FASCISMO (XIV, p. 847; App. I, p. 571; II, 1, p. 904)
La più recente legislazione sul f. non ha la finalità d'irrogare sanzioni penali, amministrative o disciplinari, come è stato per i provvedimenti legislativi emanati immediatamente dopo la caduta del regime fascista, bensì quella di impedire che possa essere nuovamente costituito un partito fascista. La vigente legislazione è cioè ispirata a principî di pacificazione per il passato, ma altresì di fermezza perché esso non si riproduca nell'avvenire.
Già con la legge 3 dicembre 1947, n. 1546, erano state emanate norme per la repressione dell'attività fascista. Ma esse, da un lato, apparivano troppo strettamente vincolate alla clausola dell'art. 17 del trattato di pace, che non permette la rinascita di organizzazioni fasciste in Italia; dall'altro, non erano neppure idonee ad attuare il precetto della XII disposizione transitoria e finale della Costituzione, che vieta la riorganizzazione, sotto qualsiasi forma, del disciolto partito fascista. Divieto che si ricollega ai criterî e alle finalità che informano l'art. 49 della Costituzione medesima, il quale contempla il diritto per tutti i cittadini di associarsi liberamente in partiti, per concorrere con metodo democratico a determinare la politica nazionale, dovendosi questa esigenza ritenere senz'altro negata dal f., il quale aveva soppresso le fondamentali libertà personali e politiche e le istituzioni democratiche, e aveva esaltato principî e metodi negatori di ogni democrazia.

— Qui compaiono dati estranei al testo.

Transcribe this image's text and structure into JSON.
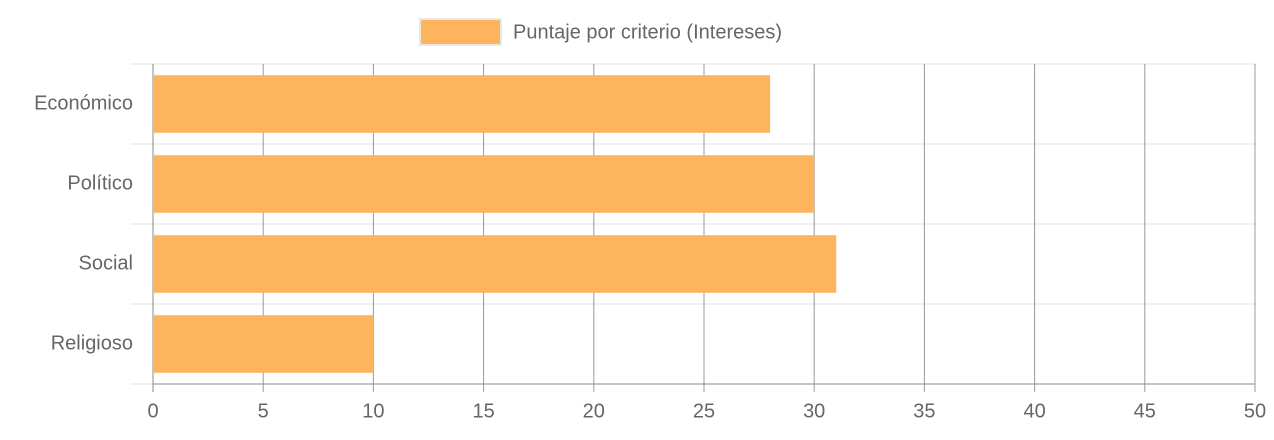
{
  "chart_data": {
    "type": "bar",
    "orientation": "horizontal",
    "categories": [
      "Económico",
      "Político",
      "Social",
      "Religioso"
    ],
    "series": [
      {
        "name": "Puntaje por criterio (Intereses)",
        "color": "#fdb45c",
        "values": [
          28,
          30,
          31,
          10
        ]
      }
    ],
    "xlim": [
      0,
      50
    ],
    "xticks": [
      0,
      5,
      10,
      15,
      20,
      25,
      30,
      35,
      40,
      45,
      50
    ],
    "grid": true,
    "legend": "top"
  }
}
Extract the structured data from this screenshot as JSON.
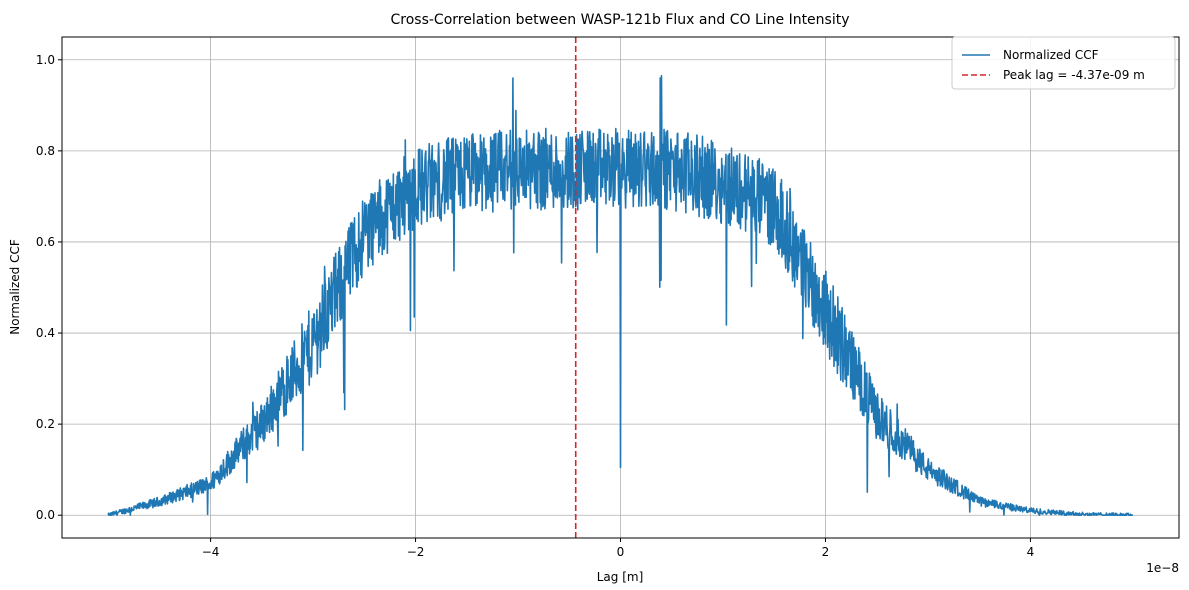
{
  "chart_data": {
    "type": "line",
    "title": "Cross-Correlation between WASP-121b Flux and CO Line Intensity",
    "xlabel": "Lag [m]",
    "ylabel": "Normalized CCF",
    "x_offset_label": "1e−8",
    "xlim": [
      -5.45e-08,
      5.45e-08
    ],
    "ylim": [
      -0.05,
      1.05
    ],
    "x_ticks": [
      -4e-08,
      -2e-08,
      0,
      2e-08,
      4e-08
    ],
    "x_tick_labels": [
      "−4",
      "−2",
      "0",
      "2",
      "4"
    ],
    "y_ticks": [
      0.0,
      0.2,
      0.4,
      0.6,
      0.8,
      1.0
    ],
    "y_tick_labels": [
      "0.0",
      "0.2",
      "0.4",
      "0.6",
      "0.8",
      "1.0"
    ],
    "grid": true,
    "legend_position": "top-right",
    "colors": {
      "series": "#1f77b4",
      "peak": "#d62728",
      "grid": "#b0b0b0"
    },
    "series": [
      {
        "name": "Normalized CCF",
        "color": "#1f77b4",
        "style": "solid",
        "envelope_x": [
          -5e-08,
          -4.5e-08,
          -4e-08,
          -3.7e-08,
          -3.5e-08,
          -3e-08,
          -2.5e-08,
          -2e-08,
          -1.5e-08,
          -1e-08,
          -5e-09,
          0,
          5e-09,
          1e-08,
          1.5e-08,
          2e-08,
          2.5e-08,
          3e-08,
          3.5e-08,
          4e-08,
          4.5e-08,
          5e-08
        ],
        "envelope_y": [
          0.0,
          0.03,
          0.07,
          0.15,
          0.2,
          0.38,
          0.62,
          0.72,
          0.75,
          0.76,
          0.76,
          0.76,
          0.76,
          0.73,
          0.68,
          0.45,
          0.22,
          0.1,
          0.03,
          0.01,
          0.002,
          0.0
        ],
        "peak_value": 0.96,
        "dip_x": 0,
        "dip_y": 0.105
      }
    ],
    "vlines": [
      {
        "name": "Peak lag = -4.37e-09 m",
        "x": -4.37e-09,
        "color": "#d62728",
        "style": "dashed"
      }
    ]
  }
}
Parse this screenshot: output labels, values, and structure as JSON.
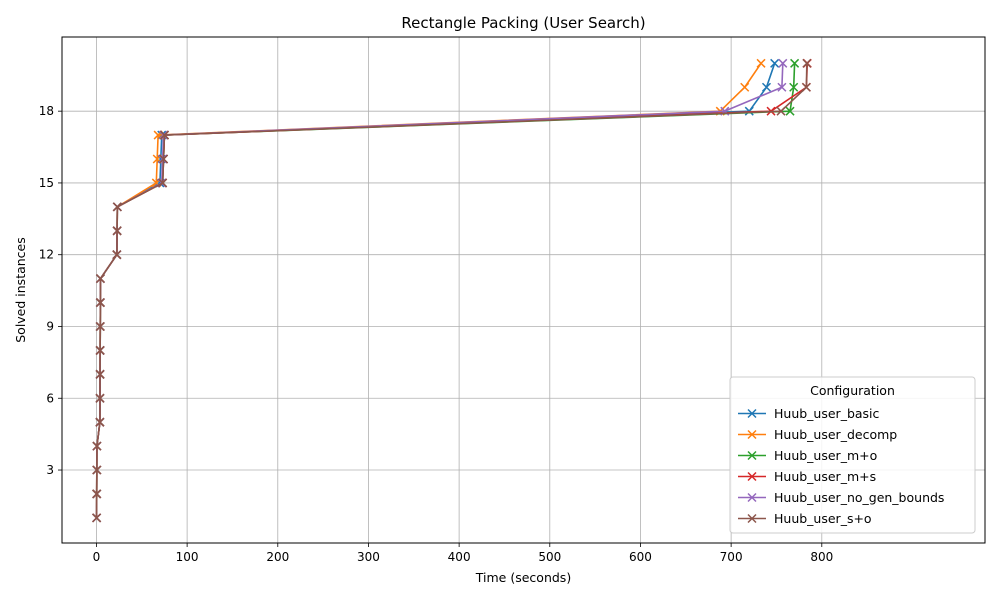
{
  "chart_data": {
    "type": "line",
    "title": "Rectangle Packing (User Search)",
    "xlabel": "Time (seconds)",
    "ylabel": "Solved instances",
    "xlim": [
      -38,
      980
    ],
    "ylim": [
      -0.05,
      21.1
    ],
    "xticks": [
      0,
      100,
      200,
      300,
      400,
      500,
      600,
      700,
      800
    ],
    "yticks": [
      3,
      6,
      9,
      12,
      15,
      18
    ],
    "grid": true,
    "marker": "x",
    "legend": {
      "title": "Configuration",
      "position": "lower-right"
    },
    "series": [
      {
        "name": "Huub_user_basic",
        "color": "#1f77b4",
        "points": [
          [
            0.2,
            1
          ],
          [
            0.3,
            2
          ],
          [
            0.4,
            3
          ],
          [
            0.5,
            4
          ],
          [
            3.8,
            5
          ],
          [
            3.9,
            6
          ],
          [
            4.0,
            7
          ],
          [
            4.1,
            8
          ],
          [
            4.2,
            9
          ],
          [
            4.3,
            10
          ],
          [
            4.4,
            11
          ],
          [
            22.5,
            12
          ],
          [
            22.8,
            13
          ],
          [
            23.0,
            14
          ],
          [
            70,
            15
          ],
          [
            71,
            16
          ],
          [
            72,
            17
          ],
          [
            720,
            18
          ],
          [
            739,
            19
          ],
          [
            748,
            20
          ]
        ]
      },
      {
        "name": "Huub_user_decomp",
        "color": "#ff7f0e",
        "points": [
          [
            0.2,
            1
          ],
          [
            0.3,
            2
          ],
          [
            0.4,
            3
          ],
          [
            0.5,
            4
          ],
          [
            3.8,
            5
          ],
          [
            3.9,
            6
          ],
          [
            4.0,
            7
          ],
          [
            4.1,
            8
          ],
          [
            4.2,
            9
          ],
          [
            4.3,
            10
          ],
          [
            4.4,
            11
          ],
          [
            22.5,
            12
          ],
          [
            22.8,
            13
          ],
          [
            23.0,
            14
          ],
          [
            66,
            15
          ],
          [
            67,
            16
          ],
          [
            68,
            17
          ],
          [
            688,
            18
          ],
          [
            715,
            19
          ],
          [
            733,
            20
          ]
        ]
      },
      {
        "name": "Huub_user_m+o",
        "color": "#2ca02c",
        "points": [
          [
            0.2,
            1
          ],
          [
            0.3,
            2
          ],
          [
            0.4,
            3
          ],
          [
            0.5,
            4
          ],
          [
            3.8,
            5
          ],
          [
            3.9,
            6
          ],
          [
            4.0,
            7
          ],
          [
            4.1,
            8
          ],
          [
            4.2,
            9
          ],
          [
            4.3,
            10
          ],
          [
            4.4,
            11
          ],
          [
            22.5,
            12
          ],
          [
            22.8,
            13
          ],
          [
            23.0,
            14
          ],
          [
            73,
            15
          ],
          [
            74,
            16
          ],
          [
            75,
            17
          ],
          [
            765,
            18
          ],
          [
            769,
            19
          ],
          [
            770,
            20
          ]
        ]
      },
      {
        "name": "Huub_user_m+s",
        "color": "#d62728",
        "points": [
          [
            0.2,
            1
          ],
          [
            0.3,
            2
          ],
          [
            0.4,
            3
          ],
          [
            0.5,
            4
          ],
          [
            3.8,
            5
          ],
          [
            3.9,
            6
          ],
          [
            4.0,
            7
          ],
          [
            4.1,
            8
          ],
          [
            4.2,
            9
          ],
          [
            4.3,
            10
          ],
          [
            4.4,
            11
          ],
          [
            22.5,
            12
          ],
          [
            22.8,
            13
          ],
          [
            23.0,
            14
          ],
          [
            73,
            15
          ],
          [
            74,
            16
          ],
          [
            75,
            17
          ],
          [
            744,
            18
          ],
          [
            783,
            19
          ],
          [
            784,
            20
          ]
        ]
      },
      {
        "name": "Huub_user_no_gen_bounds",
        "color": "#9467bd",
        "points": [
          [
            0.2,
            1
          ],
          [
            0.3,
            2
          ],
          [
            0.4,
            3
          ],
          [
            0.5,
            4
          ],
          [
            3.8,
            5
          ],
          [
            3.9,
            6
          ],
          [
            4.0,
            7
          ],
          [
            4.1,
            8
          ],
          [
            4.2,
            9
          ],
          [
            4.3,
            10
          ],
          [
            4.4,
            11
          ],
          [
            22.5,
            12
          ],
          [
            22.8,
            13
          ],
          [
            23.0,
            14
          ],
          [
            72,
            15
          ],
          [
            73,
            16
          ],
          [
            74,
            17
          ],
          [
            693,
            18
          ],
          [
            756,
            19
          ],
          [
            757,
            20
          ]
        ]
      },
      {
        "name": "Huub_user_s+o",
        "color": "#8c564b",
        "points": [
          [
            0.2,
            1
          ],
          [
            0.3,
            2
          ],
          [
            0.4,
            3
          ],
          [
            0.5,
            4
          ],
          [
            3.8,
            5
          ],
          [
            3.9,
            6
          ],
          [
            4.0,
            7
          ],
          [
            4.1,
            8
          ],
          [
            4.2,
            9
          ],
          [
            4.3,
            10
          ],
          [
            4.4,
            11
          ],
          [
            22.5,
            12
          ],
          [
            22.8,
            13
          ],
          [
            23.0,
            14
          ],
          [
            73,
            15
          ],
          [
            74,
            16
          ],
          [
            75,
            17
          ],
          [
            755,
            18
          ],
          [
            783,
            19
          ],
          [
            783.5,
            20
          ]
        ]
      }
    ]
  }
}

È stata perciò emanata la legge 20 giugno 1952, n. 645, tuttora vigente quantunque la perdurante disapplicazione delle norme fondamentali in essa contenute possa talora far dubitare di una sua implicita abrogazione.
Il nucleo fondamentale della legge è costituito dai primi tre articoli, che sono quelli diretti a reprimere la ricostituzione, sotto qualsiasi forma, del partito fascista. A tal fine l'art. 1 dispone che si ha riorganizzazione del disciolto partito fascista quando un'associazione o un movimento persegue finalità antidemocratiche proprie del partito fascista, esaltando, minacciando o usando la violenza quale metodo di lotta politica o propugnando la soppressione delle libertà garantite dalla Costituzione o denigrando la democrazia, le sue istituzioni e i valori della Resistenza o svolgendo propaganda razzista, ovvero rivolge la sua attività all'esaltazione di esponenti, principî, fatti e metodi propri del predetto partito o compie manifestazioni esteriori di carattere fascista. Le attività incriminate debbono potersi riferire alle associazioni o ai movimenti e rivestire, quindi, un carattere collettivo, laddove reati di apologia e manifestazioni di carattere fascista meramente individuale sono previste e punite dagli artt. 4 e 5. Le sanzioni penali sono stabilite, ovviamente in misura diversa, sia per i promotori e organizzatori sia per gli aderenti. Le pene sono aggravate se l'associazione o il movimento assume, in tutto o in parte, il carattere di organizzazione armata o paramilitare ovvero fa uso di mezzi violenti di lotta.
L'accertamento dell'esistenza delle condizioni previste dalla legge per aversi la ricostituzione del partito fascista è attribuito alla magistratura, in ossequio all'esigenza democratica di offrire le più sicure garanzie a favore dei movimenti o delle associazioni incriminate. Alla sentenza dalla quale risulti la riorganizzazione segue il provvedimento del ministro per l'Interno, che ordina lo scioglimento e la confisca dei beni dell'associazione o movimento. Il governo, peraltro, nei casi straordinarî di necessità e di urgenza, può adottare il provvedimento di scioglimento e di confisca dei beni mediante decreto-legge senza dover far ricorso a un procedimento giudiziario. Quest'ultima disposizione, che non era contenuta nel disegno di legge governativo, venne introdotta dal Parlamento ed è stata una di quelle più avversate perché consentirebbe di colpire chiunque sia politicamente inviso alla maggioranza che detiene il potere.